Dr. Jennifer Foster (DCU) 

#hardtoparse: The Challenges of Parsing the Language of Social Media

The emergence of social media represents a significant challenge for
natural language processing researchers. How suitable are existing NLP
tools,often trained on newswire and expecting grammatically
well-formed input, for processing the linguistically diverse mix of genres
and domains that constitutes the modern web? How robust are these tools to
the non-standard forms found in unedited, casually
written language? To what extent can domain adaptation techniques be used
to improve performance? How important are data pre-processing and
normalisation?
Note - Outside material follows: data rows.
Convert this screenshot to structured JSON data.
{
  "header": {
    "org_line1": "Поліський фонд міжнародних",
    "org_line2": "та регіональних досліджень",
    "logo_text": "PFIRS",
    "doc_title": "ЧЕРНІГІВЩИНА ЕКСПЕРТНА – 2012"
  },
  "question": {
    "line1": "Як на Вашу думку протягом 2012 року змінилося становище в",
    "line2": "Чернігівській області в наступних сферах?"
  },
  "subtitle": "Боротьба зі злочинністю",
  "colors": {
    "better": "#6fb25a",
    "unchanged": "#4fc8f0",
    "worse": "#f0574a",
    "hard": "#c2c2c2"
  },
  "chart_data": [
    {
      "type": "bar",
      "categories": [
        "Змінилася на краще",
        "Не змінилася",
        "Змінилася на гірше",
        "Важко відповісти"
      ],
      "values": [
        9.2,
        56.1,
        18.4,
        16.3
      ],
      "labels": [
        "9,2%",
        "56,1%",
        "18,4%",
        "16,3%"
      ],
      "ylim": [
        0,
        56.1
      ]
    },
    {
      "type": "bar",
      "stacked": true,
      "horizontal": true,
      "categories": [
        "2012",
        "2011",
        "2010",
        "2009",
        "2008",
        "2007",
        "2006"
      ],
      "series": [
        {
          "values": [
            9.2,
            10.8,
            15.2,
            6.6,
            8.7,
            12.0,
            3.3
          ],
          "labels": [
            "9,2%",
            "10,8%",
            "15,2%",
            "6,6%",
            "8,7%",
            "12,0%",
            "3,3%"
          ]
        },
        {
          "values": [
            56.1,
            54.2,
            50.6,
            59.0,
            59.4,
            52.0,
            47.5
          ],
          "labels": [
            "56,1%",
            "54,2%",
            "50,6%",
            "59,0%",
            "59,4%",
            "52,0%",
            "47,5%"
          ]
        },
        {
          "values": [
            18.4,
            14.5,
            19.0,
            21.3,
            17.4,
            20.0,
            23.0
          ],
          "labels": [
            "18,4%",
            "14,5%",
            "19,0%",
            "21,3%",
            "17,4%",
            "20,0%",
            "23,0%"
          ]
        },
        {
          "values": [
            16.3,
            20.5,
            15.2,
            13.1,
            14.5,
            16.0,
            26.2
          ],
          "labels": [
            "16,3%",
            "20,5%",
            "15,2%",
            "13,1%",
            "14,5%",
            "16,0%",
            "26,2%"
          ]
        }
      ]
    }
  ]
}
In this talk, I will focus on the problem of syntactic
parsing and describe the work carried out to date by researchers in the
National Centre for Language Technology in Dublin City University on the
problem of parsing the language of social media.
This work includes an evaluation of four widely used statistical
parsers on a new dataset of tweets and discussion forum posts, as well as
experiments which aim to improve parsing performance using the
following methods:

1. Modelling the target domain, i.e. transforming the parser training data
(in our case, Penn Treebank) so that it more closely resembles the data to
be parsed, and then training a new parsing model

2. Self-training and up-training using large quantities of
automatically labelled data

3. A combination of data normalisation, parser accuracy prediction to
select suitable training data, genre classification, and self-training
using products of random latent variable grammars

The third approach proved to be very effective in the recent shared task
on parsing English web data
(https://sites.google.com/site/sancl2012/home/shared-task/results).